Shortly after I wrote the test program above, I realized that the compiler
might have optimized the program to not include the shift. If you disassemble
it, you can confirm that's indeed the case. Whatever was in the counter
register is actually passed as the second parameter of printf which is why it
looks like we're printing stack addresses. Instead of writing another test
program, I decided to just take a look at the disassembled OSNumber::init.
Here, edx is newNumberOfBits which is assigned to size. ecx is 0x40
(64 decimal). ecx subtracts our size edx, and the least significant byte
becomes our shift count.
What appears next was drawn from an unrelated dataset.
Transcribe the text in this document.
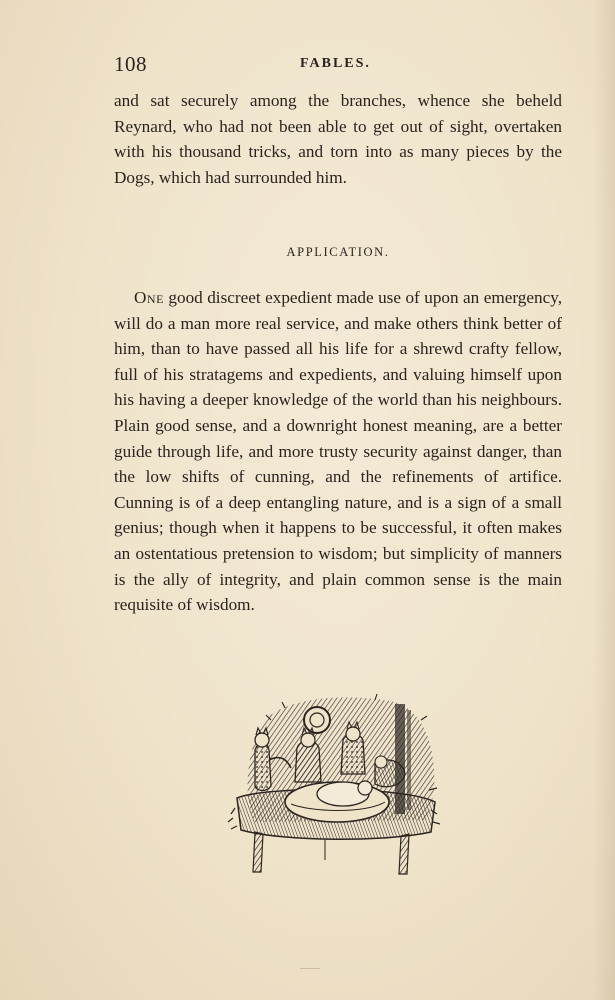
108	FABLES.

and sat securely among the branches, whence she beheld Reynard, who had not been able to get out of sight, overtaken with his thousand tricks, and torn into as many pieces by the Dogs, which had surrounded him.

APPLICATION.

One good discreet expedient made use of upon an emergency, will do a man more real service, and make others think better of him, than to have passed all his life for a shrewd crafty fellow, full of his stratagems and expedients, and valuing himself upon his having a deeper knowledge of the world than his neighbours. Plain good sense, and a downright honest meaning, are a better guide through life, and more trusty security against danger, than the low shifts of cunning, and the refinements of artifice. Cunning is of a deep entangling nature, and is a sign of a small genius; though when it happens to be successful, it often makes an ostentatious pretension to wisdom; but simplicity of manners is the ally of integrity, and plain common sense is the main requisite of wisdom.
After the subtraction, ecx should become
0xfffffe40 (0x40-0x200), and thus cl becomes 0x40 which is exactly the
bit length of an unsigned long long. Still, intuition would say that logical
right shift of the whole bit length would result in 0.
The behavior we're seeing is quickly explained when we look at Intel 64 and IA-32 architectures software developer's manual's section about SAL/SAR/SHL/SHR.
The count operand can be an immediate value or the CL register. The count is masked to 5 bits (or 6 bits if in 64-bit mode and REX.W is used). The count range is limited to 0 to 31 (or 63 if 64-bit mode and REX.W is used). A special opcode encoding is provided for a count of 1.
...
In 64-bit mode, the instruction's default operation size is 32 bits and the mask width for CL is 5 bits. Using a REX prefix in the form of REX.R permits access to additional registers (R8-R15). Using a REX prefix in the form of REX.W promotes operation to 64-bits and sets the mask width for CL to 6 bits. See the summary chart at the beginning of this section for encoding data and limits.
Indeed, the corresponding opcode is 48 D3 E8 which has the REX.W
prefix. Masking 6
bits means that an Intel processor will shift at most \(2^6-1=63\) bits before
cycling back to 0 shift count.
Modifying our original test program slightly, we can see this exact behavior.
$ cat foo.cpp
#include <stdio.h>
#include <stdlib.h>
int main(int argc, char **argv) {
printf("%#llx\n", ~0ULL >> (0x40 - atoi(argv[1])));
return 0;
}
$ for i in `seq 0 70`; do echo $i: `./foo $i`; done
0: 0xffffffffffffffff
1: 0x1
2: 0x3
3: 0x7
...
60: 0xfffffffffffffff
61: 0x1fffffffffffffff
62: 0x3fffffffffffffff
63: 0x7fffffffffffffff
64: 0xffffffffffffffff
65: 0x1
66: 0x3
67: 0x7
68: 0xf
69: 0x1f
70: 0x3fIn hindsight, shifting 0 bits obviously should produce 0xffffffffffffffff and
using 6 bit mask for 64 bit length also obviously makes sense. None of this has
any bearing on the Pegasus/Trident infoleak portion as long as the length is
greater or equal to 512; I just found this minor detail interesting.